湯たんぽ 材質ごと徹底比較 湯たんぽ(銅)vs 湯たんぽ(ポリエチレン) vs ナルゲンボトル(飽和ポリエステル)

私が子どもの頃、冬の時期になると母が湯たんぽを作ってくれました。3人兄弟だったので、1個の湯たんぽを1時間くらいづつ、3人の布団の中を順番に回し、布団を暖めてくれたのです。最後は末っ子の私の布団だったかな。

大人になってみれば「3個買えば?」と思いますが、倹約家の実家では3個買うなんて発想は無かったのでしょう。倹約といえば、兄弟と10年の歳が離れている私にとって、兄のお古は辛かった。みんなが樹脂製の画板を使っている中、ベニヤ板って…。

そんな私も今や湯たんぽ長者で、2個も所持。

この2つ。実家にあったのはオレンジ色の樹脂のやつです。純銅のやつはちょっとイカれてまして、アマゾンで定価10,800円というお殿さま価格。(私のは頂き物です)

この2つに合わせて登山やキャンプのお供であるナルゲンボトルで比較をしマッスル。条件としてキャンプ用途とします。

仕様(本体材質/容量)

ナルゲンボトル:飽和ポリエステル/1.0L

湯たんぽ(ポリエチレン):ポリエチレン/2.6L

湯たんぽ(銅):純銅/0.85L

ナルゲンボトルは湯たんぽではないですが、本体/100℃、キャップ/120℃の耐熱性で熱湯を入れることが出来ます。

価格(アマゾンの参考価格)

ナルゲンボトル:3,007円

湯たんぽ(ポリエチレン):1,705円

湯たんぽ(銅):10,800円

ポリエチレンの湯たんぽが圧倒的に安いです。ナルゲンボトルも容器として考えると高い。銅の湯たんぽはどれだけ性能で優れるのか、期待値が上がります。

湯たんぽ(ポリエチレン)>ナルゲンボトル>湯たんぽ(銅)

重量

大きさについては、どれも肉厚が薄く容量に拠る所が大きいので、比較としては割愛します。

ナルゲンボトル:180g

湯たんぽ(ポリエチレン):450g

湯たんぽ(銅):500g

水1cc当たりの重量はナルゲン0.18g、湯たんぽ(ポリエチレン)0.17g、湯たんぽ(銅)0.59gとなりました。

湯たんぽ(ポリエチレン)≒ナルゲンボトル>湯たんぽ(銅)

リバーシブル度(他の用途に使えます度)

これは比べるまでも無くナルゲンボトルの1人勝ちです。水も固形物もOK。私は良くフルーツグラノーラを詰めて山登りしています。シンプルな構造で口が広いので洗いやすい。

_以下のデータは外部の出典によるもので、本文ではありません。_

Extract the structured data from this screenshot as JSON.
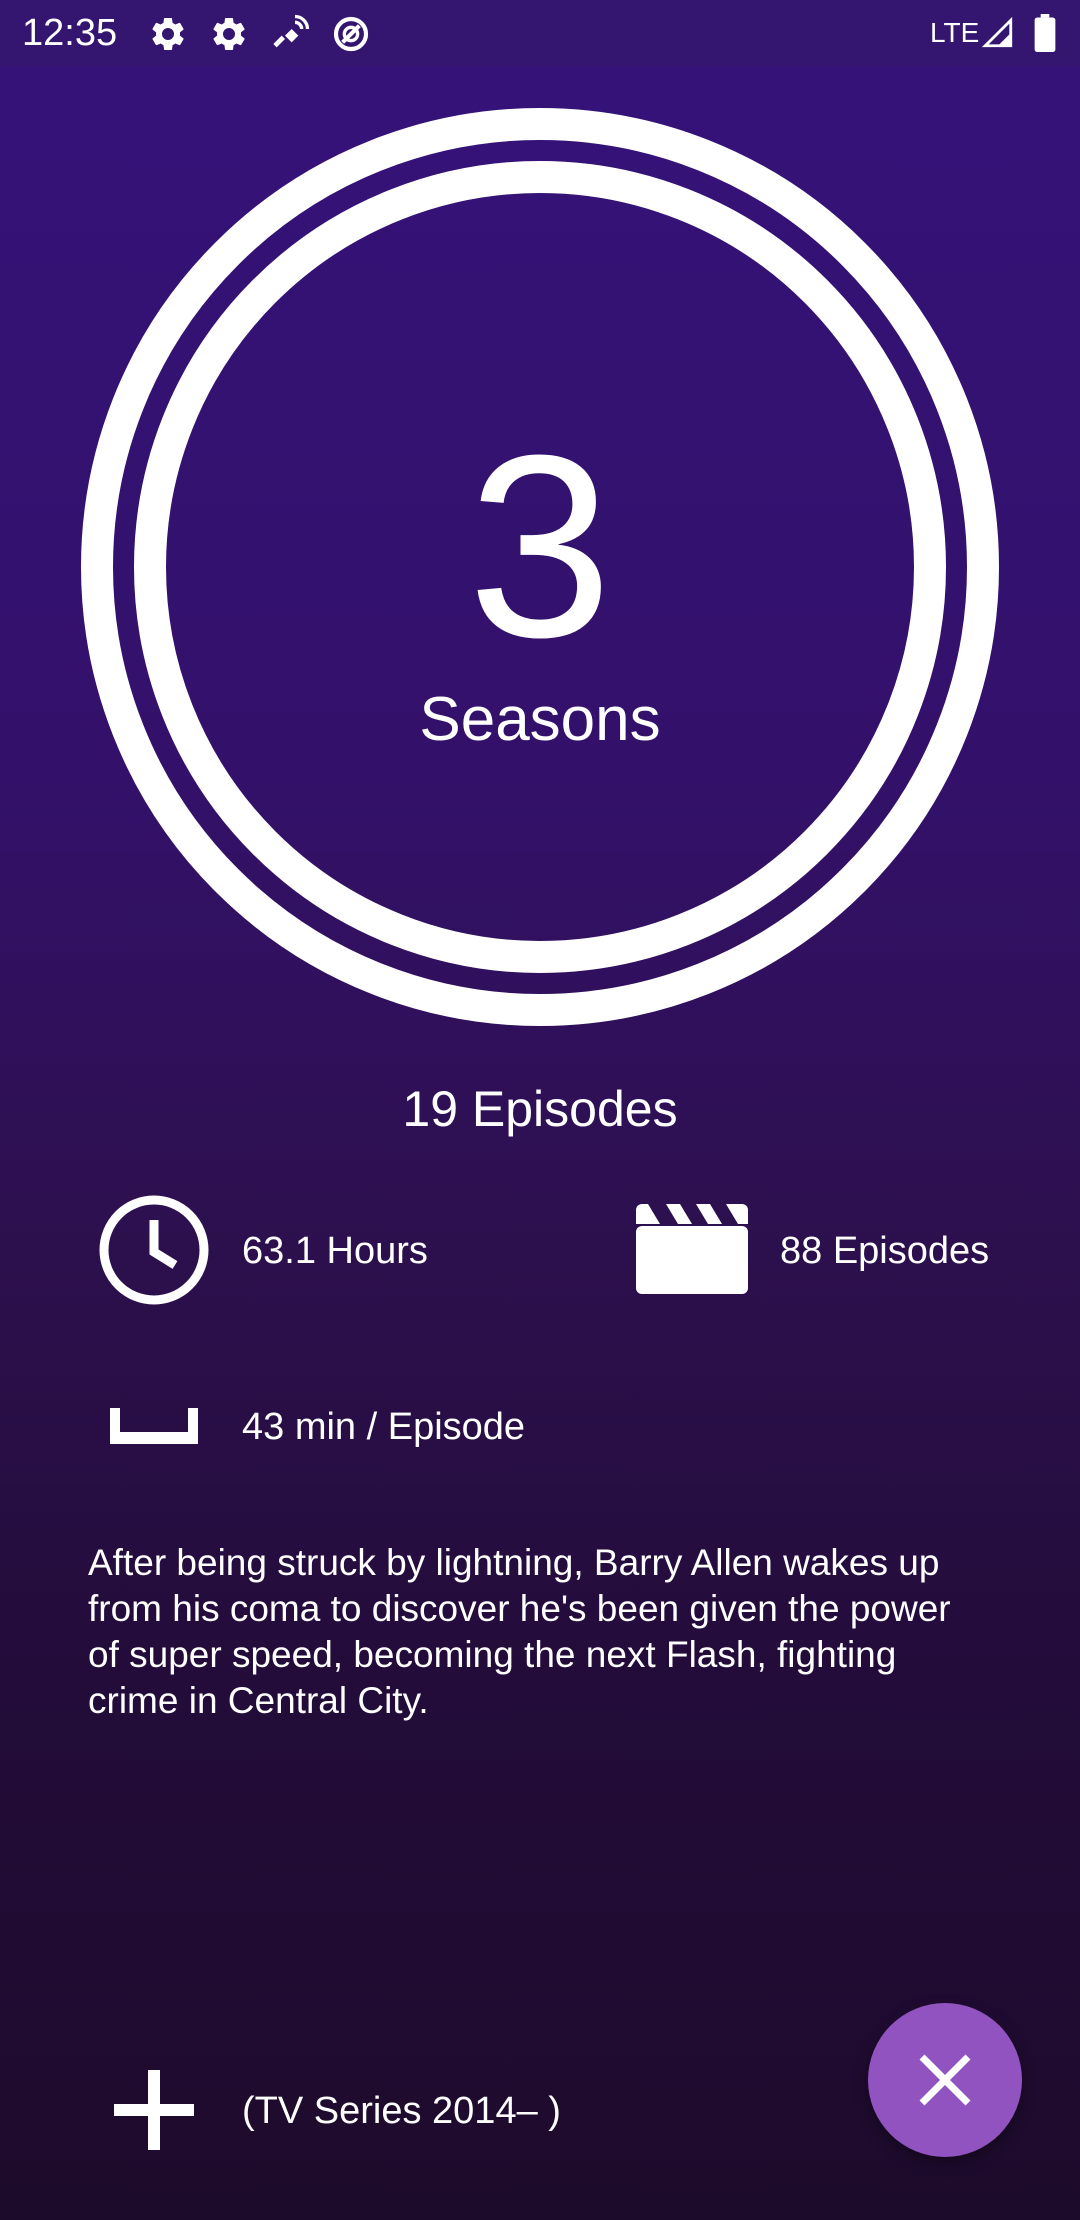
{
  "status_bar": {
    "time": "12:35",
    "network": "LTE",
    "icons": [
      "settings-icon",
      "settings-icon",
      "satellite-icon",
      "data-saver-icon",
      "signal-icon",
      "battery-icon"
    ]
  },
  "show": {
    "season_count": "3",
    "season_label": "Seasons",
    "episodes_in_view": "19 Episodes",
    "total_hours": "63.1 Hours",
    "total_episodes": "88 Episodes",
    "runtime": "43 min / Episode",
    "description": "After being struck by lightning, Barry Allen wakes up from his coma to discover he's been given the power of super speed, becoming the next Flash, fighting crime in Central City.",
    "type_label": "(TV Series 2014– )"
  },
  "colors": {
    "background_top": "#34127a",
    "background_bottom": "#1d0b2b",
    "fab": "#9153c0",
    "foreground": "#ffffff"
  }
}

湯たんぽ2人は構造上、洗いに適しておらず、水の抜けも悪い。衛生的じゃありませんので、用途は食用でない水の持ち運びくらいでしょう。銅の湯たんぽは落とすとへっこんだりしますので他の用途では使いたくないし。

ナルゲンボトル>湯たんぽ(ポリエチレン)>湯たんぽ(銅)

保温性能

寝袋の中において、各時間で表面温度を測定してみました。室温は17℃。お湯の量は銅の湯たんぽに合わせて850mlとしました。

10分後 30分後 1時間後 3時間後 6時間後 9時間後
湯たんぽ(銅) 68.1℃ 66.2℃ 60.1℃ 46.4℃ 32.5℃ 29.5℃
ナルゲンボトル 72.8℃ 70.5℃ 62.5℃ 46.0℃ 31.3℃ 19.0℃
湯たんぽ(ポリエチレン) 61.7℃ 60.6℃ 57.1℃ 42.7℃ 29.1℃ 16.7℃

流石に湯たんぽ(銅)は保温時間が長い結果に。湯たんぽ(ポリエチレン)は2.6L入る容量ですので、表面積的に放熱量が大きく、かなり不利だったと思います。

湯たんぽ(銅)>ナルゲンボトル≒湯たんぽ(ポリエチレン)

結果

キャンプ用途という時点で出来レースっぽい気がしますが、ナルゲンボトルが優勝。他の用途に使える時点で、荷物を少なくする必要があるキャンプでは非常に優位性が高いです。

お家で使うのであれば、お湯がたくさん入る湯たんぽ(ポリエチレン)がいいのではないでしょうか。湯たんぽ(銅)は保温性に優れ、美しい見た目もあり、所有欲を満たしてくれると思います。

注意点

優秀なナルゲンボトルですが、熱湯を入れる際は出来るだけ目一杯入れましょう。お湯の量が少ないとボトル内の空気が熱で膨張し、蓋をした後にお湯が噴き出します。火傷注意。